The study, sponsored by Citi, suggested after this projected almost-tripling – from $360bn now to $1trn – the assets in public funds could then double again, between 2015 and 2020.
The report’s authors highlight development of the local fund management industry, development of the currency, and of China’s pension system to “meet the demographic challenge of the rapidly aging population”.
Another driver of growth could be a closing of the gap between China’s share of global stock market size, at about 11%, and the average allocation of 0.1% that global investors have to listed companies there.
“Economic development has led to a large and growing middle class in China, however there has been a disconnect between Chinese savers becoming wealthier, but not investing their money,” adds Peter Alexander, managing director at Z-Ben Advisors in Shanghai.
“Regulators are keen to jump on this and to provide a stable environment that will underpin the country’s objectives for more big-picture economic growth.”

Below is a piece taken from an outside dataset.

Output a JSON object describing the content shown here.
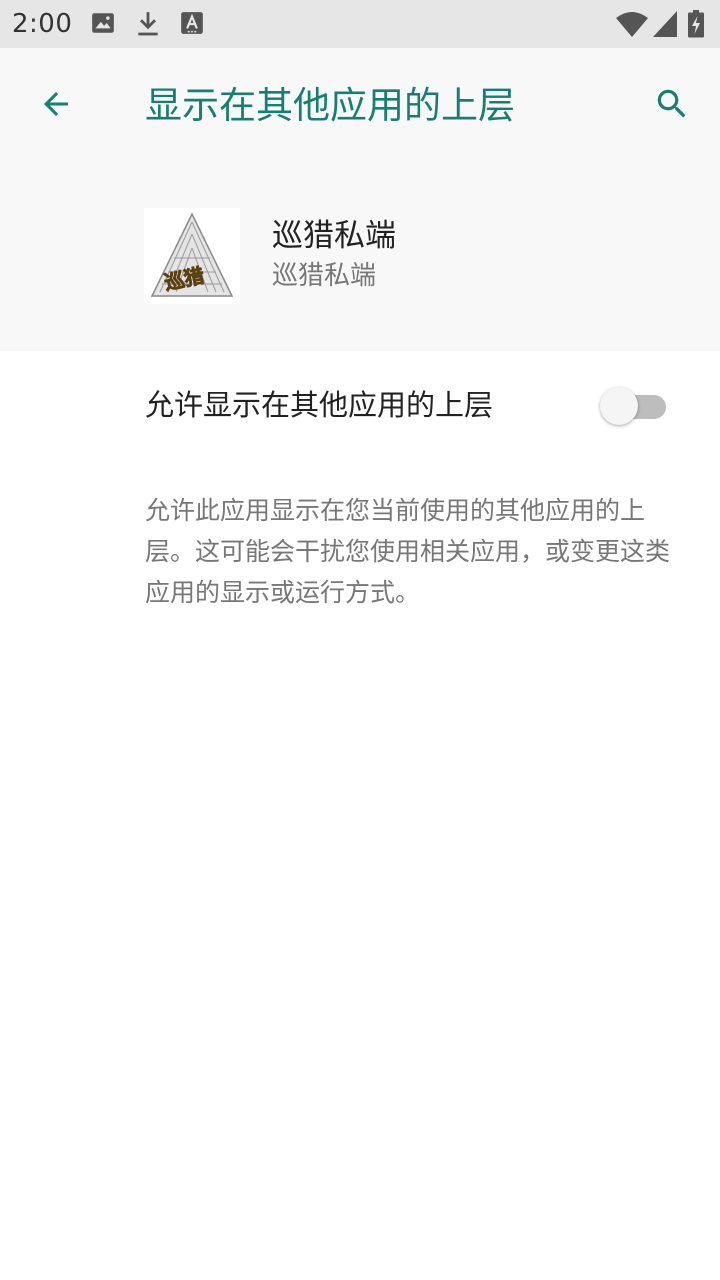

But Stewart Aldcroft, senior advisor to Citi Transaction Services in Asia Pacific notes “while continued liberalization offers hope, it does not necessarily bring simplicity. An on-the-ground presence and a clear strategy to structure a market entry effort can maximize the chance of success.”
One key challenge for asset managers wanting to share in the growth in China’s market will be distribution. Z-Ben Advisors notes, although China has open architecture for retail financial product sales, domestic banks are the dominant channel for distribution.
Z-Ben Advisors says China’s institutional fund marketplace “offers more near-term opportunities for asset managers”.
But for which strategies?
China’s large sovereign wealth fund, China Investment Corporation, “will soon transition from its first generation of managers. Expect manager turnover in favor of alternative asset classes, and niche traditional managers with a strong performance track record”.
Z-Ben’s study predicts China’s institutional buyers will be driven by the need to diversify exposures, investing ever more into offshore markets, “ready or not”.
Expect tilts towards private equity, equities and alternatives in their search for “higher returns and lower correlations. Finding the right match for each new client, however, will prove extremely challenging.
“China’s institutional market will become much broader over the next decade as a large number of smaller players, including insurers and pensions, make their debuts. Targeting these will require a much more active approach, as few have experience dealing with global managers or markets,” the researchers add.
At a strategy level, the study says ETF products have already developed quickly “with positive regulatory support” while private equity and hedge fund-type investments will “continue to gather momentum”.
At a business strategy level, the study suggests foreign asset managers put “offshore subsidiaries of Chinese financial firms…much higher on their radar screens [as] no foreign firm will be able to equal their access to the domestic Chinese market in the next 10 years.”
In terms of their present distribution strategies, managers should note among China’s retail investors, “buy-and-hold strategies are uncommon and considered unwise. As a result, marketing and reputation management are significantly less effective than in the West. Investors will remain extremely fickle and quick to churn.”
On the positive side, though, it notes: “Demand for foreign investment options, motivated by an acute need for diversification, is running far ahead of regulators’ control.
“Near-permanent Chinese interest in real estate, private equity and absolute returns should be assumed. Regulators will move quickly to create manageable channels for this money to reach qualified managers.”